Au cours de son voyage à Gérone aujourd’hui, Imogen Kotter peut ressentir le besoin d’écrire ses mémoires et de sauter l’objectif le plus important qui y est écrit – « Je veux être une coureuse professionnelle ».

Cette femme de 28 ans a fait un voyage inattendu ces cinq dernières années, mais sa destination finale est écrite en noir et blanc.

« Ça a toujours été le truc pour moi. C’est un de mes objectifs depuis longtemps », confie la femme de Claire, après avoir séché les papiers de son ticket d’or.

Depuis le 1er janvier, Cotter est devenu un coureur professionnel avec l’équipe belge UCI Blantur Bora, dans le deuxième niveau des rangs professionnels du cyclisme féminin.

En 2017, elle s’entraînait à Londres pour courir un semi-marathon lorsque sa mère lui a envoyé un article sur Facebook sur le programme irlandais d’identification des talents, conçu pour trouver des coureurs sur piste. Cotter était une coureuse talentueuse pendant ses années d’étudiante, mais ce serait le début de son voyage à deux roues qui l’a emmenée à Majorque, puis en Belgique, et maintenant dans la ville catalane, qui est devenue la patrie préférée des cyclistes en Europe.

2021 a été l’année où tous les efforts ont eu du sens. En octobre, trois ans seulement après avoir commencé la course sur route, Cotter a sauté sur ses compatriotes pour remporter son premier titre national de course sur route.

C’était une réussite et une histoire qui a captivé l’imagination.
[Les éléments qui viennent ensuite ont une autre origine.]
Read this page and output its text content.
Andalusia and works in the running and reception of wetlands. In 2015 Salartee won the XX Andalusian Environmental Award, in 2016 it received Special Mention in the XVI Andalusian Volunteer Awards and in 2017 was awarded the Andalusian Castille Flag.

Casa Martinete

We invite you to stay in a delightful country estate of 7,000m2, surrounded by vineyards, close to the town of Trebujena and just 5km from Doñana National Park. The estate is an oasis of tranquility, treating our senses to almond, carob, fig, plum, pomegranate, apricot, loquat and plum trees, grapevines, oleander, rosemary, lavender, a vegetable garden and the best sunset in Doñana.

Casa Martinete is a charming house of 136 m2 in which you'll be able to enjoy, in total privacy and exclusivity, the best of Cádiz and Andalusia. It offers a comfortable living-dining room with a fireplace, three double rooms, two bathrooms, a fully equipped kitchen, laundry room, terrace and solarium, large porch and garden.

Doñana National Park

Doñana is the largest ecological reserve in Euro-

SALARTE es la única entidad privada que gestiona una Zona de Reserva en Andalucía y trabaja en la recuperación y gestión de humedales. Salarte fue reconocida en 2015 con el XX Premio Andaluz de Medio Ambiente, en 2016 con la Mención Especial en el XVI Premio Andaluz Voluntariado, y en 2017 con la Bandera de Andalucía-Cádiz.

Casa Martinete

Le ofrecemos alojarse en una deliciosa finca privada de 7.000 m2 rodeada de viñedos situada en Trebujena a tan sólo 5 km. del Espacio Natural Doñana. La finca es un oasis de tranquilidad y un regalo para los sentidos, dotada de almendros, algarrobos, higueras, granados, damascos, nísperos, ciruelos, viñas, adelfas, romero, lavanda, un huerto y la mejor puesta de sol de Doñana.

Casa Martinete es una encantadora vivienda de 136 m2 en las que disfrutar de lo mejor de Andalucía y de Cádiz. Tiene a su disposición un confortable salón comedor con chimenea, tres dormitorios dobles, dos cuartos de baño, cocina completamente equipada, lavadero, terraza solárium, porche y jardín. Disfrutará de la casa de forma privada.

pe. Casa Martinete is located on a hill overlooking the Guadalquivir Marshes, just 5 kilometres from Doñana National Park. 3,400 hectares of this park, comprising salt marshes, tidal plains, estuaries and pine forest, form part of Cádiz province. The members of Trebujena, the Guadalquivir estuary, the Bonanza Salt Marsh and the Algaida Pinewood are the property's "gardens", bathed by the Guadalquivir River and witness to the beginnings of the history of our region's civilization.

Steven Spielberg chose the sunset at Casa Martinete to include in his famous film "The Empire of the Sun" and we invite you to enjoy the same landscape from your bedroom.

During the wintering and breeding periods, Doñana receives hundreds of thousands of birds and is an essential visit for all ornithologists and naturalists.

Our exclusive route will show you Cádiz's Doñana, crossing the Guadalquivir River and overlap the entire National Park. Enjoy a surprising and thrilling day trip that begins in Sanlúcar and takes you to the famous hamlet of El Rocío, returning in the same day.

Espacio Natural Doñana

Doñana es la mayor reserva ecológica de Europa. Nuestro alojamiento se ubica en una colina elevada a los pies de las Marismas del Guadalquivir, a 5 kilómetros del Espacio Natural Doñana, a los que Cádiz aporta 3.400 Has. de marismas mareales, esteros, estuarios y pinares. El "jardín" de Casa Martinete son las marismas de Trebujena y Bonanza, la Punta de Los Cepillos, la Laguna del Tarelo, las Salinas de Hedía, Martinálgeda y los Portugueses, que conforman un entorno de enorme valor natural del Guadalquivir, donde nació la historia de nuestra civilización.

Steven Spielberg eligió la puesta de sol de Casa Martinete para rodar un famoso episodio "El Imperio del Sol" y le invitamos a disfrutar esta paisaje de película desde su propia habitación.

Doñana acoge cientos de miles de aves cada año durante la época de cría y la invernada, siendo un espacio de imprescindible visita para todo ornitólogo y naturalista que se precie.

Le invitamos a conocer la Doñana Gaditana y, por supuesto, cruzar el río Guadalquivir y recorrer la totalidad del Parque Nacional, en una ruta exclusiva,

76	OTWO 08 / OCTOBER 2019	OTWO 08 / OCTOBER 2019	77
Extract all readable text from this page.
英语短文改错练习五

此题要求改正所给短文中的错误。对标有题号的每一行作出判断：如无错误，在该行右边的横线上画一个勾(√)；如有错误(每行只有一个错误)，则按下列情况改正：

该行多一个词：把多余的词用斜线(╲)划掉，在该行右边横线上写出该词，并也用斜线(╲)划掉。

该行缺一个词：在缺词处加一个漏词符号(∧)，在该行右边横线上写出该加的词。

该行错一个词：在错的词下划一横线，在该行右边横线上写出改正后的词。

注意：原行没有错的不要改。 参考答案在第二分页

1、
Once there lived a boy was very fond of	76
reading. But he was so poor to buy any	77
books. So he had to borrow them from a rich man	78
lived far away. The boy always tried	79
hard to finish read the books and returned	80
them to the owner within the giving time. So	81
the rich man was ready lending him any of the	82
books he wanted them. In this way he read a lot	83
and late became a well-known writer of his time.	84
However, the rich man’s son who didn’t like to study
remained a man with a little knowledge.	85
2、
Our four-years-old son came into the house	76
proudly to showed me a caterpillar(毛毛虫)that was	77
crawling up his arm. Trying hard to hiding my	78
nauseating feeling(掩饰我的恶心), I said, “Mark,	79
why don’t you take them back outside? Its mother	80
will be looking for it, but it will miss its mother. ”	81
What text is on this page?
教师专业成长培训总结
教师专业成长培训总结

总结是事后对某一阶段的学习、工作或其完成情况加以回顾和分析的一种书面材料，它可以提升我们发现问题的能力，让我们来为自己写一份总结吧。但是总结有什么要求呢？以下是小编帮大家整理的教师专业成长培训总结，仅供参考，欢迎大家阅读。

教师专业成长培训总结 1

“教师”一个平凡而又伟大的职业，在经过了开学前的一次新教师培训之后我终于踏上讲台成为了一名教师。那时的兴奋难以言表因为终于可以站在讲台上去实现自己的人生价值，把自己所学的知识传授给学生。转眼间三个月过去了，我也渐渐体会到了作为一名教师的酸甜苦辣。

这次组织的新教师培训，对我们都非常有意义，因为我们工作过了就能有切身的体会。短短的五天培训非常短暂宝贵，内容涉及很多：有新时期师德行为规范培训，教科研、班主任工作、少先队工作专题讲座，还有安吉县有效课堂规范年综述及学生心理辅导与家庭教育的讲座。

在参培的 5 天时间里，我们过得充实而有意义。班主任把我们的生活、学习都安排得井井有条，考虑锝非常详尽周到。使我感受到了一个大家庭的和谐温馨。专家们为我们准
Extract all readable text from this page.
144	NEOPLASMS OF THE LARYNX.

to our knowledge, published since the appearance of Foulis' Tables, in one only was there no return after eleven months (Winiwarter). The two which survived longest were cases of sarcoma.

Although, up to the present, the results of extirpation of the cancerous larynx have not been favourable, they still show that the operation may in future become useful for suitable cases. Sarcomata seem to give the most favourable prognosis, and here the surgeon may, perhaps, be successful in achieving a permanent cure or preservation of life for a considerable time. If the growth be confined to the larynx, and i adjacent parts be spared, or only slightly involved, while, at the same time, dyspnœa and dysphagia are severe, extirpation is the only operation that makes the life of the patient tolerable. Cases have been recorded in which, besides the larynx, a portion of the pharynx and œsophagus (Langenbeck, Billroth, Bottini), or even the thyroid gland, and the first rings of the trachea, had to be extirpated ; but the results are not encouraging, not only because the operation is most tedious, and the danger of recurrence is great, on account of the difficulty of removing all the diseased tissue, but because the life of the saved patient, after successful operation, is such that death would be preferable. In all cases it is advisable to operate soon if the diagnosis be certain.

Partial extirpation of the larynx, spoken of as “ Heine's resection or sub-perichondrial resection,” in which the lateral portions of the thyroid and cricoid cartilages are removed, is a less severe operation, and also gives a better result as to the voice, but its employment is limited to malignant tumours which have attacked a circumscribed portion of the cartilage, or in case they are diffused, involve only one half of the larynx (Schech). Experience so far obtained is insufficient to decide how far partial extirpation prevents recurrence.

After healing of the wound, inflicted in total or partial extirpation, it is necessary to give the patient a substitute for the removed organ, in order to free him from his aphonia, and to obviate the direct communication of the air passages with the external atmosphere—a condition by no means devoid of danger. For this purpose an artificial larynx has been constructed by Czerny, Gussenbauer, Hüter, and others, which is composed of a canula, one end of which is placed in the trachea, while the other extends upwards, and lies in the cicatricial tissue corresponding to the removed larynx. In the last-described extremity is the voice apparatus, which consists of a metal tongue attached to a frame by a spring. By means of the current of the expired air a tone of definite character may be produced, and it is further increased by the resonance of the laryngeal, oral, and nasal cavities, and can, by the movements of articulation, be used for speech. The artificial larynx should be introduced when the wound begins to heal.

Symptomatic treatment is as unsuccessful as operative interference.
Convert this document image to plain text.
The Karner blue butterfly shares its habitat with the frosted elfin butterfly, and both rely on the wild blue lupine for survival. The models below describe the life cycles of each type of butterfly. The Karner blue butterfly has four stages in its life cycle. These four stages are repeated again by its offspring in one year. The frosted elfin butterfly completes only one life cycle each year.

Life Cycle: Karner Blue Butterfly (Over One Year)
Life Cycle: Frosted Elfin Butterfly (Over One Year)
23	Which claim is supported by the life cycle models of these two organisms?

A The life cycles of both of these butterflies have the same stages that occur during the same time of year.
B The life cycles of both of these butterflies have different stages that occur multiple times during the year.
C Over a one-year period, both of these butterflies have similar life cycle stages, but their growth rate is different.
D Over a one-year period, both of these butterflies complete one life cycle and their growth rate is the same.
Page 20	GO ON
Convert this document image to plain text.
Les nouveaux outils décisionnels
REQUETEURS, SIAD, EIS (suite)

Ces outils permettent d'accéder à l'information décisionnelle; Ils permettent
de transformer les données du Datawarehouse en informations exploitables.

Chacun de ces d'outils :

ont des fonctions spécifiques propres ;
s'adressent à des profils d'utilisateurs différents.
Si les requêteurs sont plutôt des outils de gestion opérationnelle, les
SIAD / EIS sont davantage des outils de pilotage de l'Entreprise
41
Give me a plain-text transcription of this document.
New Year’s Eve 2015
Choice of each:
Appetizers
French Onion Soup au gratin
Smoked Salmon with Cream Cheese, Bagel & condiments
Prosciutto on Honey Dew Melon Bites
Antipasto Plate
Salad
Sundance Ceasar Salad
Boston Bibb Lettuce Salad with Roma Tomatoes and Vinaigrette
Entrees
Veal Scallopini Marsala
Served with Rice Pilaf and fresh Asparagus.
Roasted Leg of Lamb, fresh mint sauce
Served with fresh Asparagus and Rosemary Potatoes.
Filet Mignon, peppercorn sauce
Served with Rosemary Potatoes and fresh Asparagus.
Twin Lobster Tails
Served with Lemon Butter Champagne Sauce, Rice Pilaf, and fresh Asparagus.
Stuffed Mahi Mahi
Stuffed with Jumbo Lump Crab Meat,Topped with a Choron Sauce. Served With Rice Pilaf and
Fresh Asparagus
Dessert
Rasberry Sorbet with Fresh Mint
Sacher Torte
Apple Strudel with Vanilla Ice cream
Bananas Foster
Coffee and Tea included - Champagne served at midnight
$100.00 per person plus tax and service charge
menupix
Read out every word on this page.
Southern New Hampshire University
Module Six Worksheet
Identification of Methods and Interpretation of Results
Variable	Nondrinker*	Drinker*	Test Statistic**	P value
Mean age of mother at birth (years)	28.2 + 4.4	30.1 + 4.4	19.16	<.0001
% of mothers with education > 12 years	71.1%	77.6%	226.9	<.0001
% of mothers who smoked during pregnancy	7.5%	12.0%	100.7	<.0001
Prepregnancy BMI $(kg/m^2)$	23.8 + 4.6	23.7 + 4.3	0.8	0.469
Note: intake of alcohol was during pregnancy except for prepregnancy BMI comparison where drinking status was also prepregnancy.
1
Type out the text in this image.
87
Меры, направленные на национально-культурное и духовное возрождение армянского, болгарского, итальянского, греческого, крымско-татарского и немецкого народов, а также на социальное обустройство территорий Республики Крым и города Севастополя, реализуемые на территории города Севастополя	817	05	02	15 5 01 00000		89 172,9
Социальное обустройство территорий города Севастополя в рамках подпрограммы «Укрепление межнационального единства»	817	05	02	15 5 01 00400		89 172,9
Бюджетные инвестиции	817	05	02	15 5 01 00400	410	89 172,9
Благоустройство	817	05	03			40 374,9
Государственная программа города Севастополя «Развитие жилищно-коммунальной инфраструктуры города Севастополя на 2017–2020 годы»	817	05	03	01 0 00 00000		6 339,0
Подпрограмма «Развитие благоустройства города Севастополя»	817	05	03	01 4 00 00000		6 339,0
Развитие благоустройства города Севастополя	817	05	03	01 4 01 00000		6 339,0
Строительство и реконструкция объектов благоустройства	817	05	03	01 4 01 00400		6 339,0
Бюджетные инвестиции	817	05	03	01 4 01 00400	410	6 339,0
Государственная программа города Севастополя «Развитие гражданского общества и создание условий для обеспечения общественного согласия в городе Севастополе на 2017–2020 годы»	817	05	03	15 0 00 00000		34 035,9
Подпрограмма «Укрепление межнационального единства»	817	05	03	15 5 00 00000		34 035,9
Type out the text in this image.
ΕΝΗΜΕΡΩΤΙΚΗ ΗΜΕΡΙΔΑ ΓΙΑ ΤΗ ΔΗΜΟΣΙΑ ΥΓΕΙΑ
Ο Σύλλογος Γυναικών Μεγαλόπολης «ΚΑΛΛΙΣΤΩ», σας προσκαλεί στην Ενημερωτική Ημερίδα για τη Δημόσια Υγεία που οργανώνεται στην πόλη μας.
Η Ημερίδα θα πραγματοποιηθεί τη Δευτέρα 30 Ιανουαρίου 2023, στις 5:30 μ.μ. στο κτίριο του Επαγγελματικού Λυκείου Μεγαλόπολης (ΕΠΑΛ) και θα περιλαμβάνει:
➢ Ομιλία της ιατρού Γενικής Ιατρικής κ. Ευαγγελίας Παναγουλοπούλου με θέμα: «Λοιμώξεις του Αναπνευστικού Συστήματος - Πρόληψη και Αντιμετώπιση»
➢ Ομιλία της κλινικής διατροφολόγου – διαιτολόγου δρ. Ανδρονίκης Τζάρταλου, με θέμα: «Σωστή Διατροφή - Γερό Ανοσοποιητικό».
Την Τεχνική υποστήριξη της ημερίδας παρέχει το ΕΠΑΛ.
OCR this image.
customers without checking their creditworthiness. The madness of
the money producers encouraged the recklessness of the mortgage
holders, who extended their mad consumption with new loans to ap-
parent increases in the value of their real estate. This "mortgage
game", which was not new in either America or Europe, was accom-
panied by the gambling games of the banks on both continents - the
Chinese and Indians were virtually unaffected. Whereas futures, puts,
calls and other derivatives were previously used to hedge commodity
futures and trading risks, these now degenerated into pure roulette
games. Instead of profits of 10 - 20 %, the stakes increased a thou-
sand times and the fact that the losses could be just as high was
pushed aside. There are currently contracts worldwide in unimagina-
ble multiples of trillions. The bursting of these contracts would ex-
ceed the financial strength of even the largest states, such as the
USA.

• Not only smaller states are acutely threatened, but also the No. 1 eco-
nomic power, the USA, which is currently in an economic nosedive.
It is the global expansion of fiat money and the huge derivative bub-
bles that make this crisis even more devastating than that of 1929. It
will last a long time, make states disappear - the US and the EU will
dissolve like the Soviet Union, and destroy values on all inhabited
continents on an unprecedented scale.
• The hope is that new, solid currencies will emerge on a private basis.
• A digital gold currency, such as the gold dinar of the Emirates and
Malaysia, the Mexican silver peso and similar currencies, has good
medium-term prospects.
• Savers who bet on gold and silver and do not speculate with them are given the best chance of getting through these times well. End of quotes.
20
Cotter a développé un nombre impressionnant d’adeptes sur les réseaux sociaux, décrivant sa vie de cycliste, mais le titre national l’a propulsée vers un public plus large.

« Je pense que les gens ont littéralement pensé que j’étais une pro pendant longtemps parce qu’ils auraient peut-être vu mon Instagram, et ils pourraient regarder ça et penser:« Oh, c’est une cycliste professionnelle » parce que je fais du vélo tout entier », déclare Cotter, qui à un moment donné a travaillé dans une fabrique de gâteaux belge pour aider. Joindre les deux bouts, « À l’époque, mais je n’étais pas payé pour faire du vélo, je vivais juste de cacahuètes.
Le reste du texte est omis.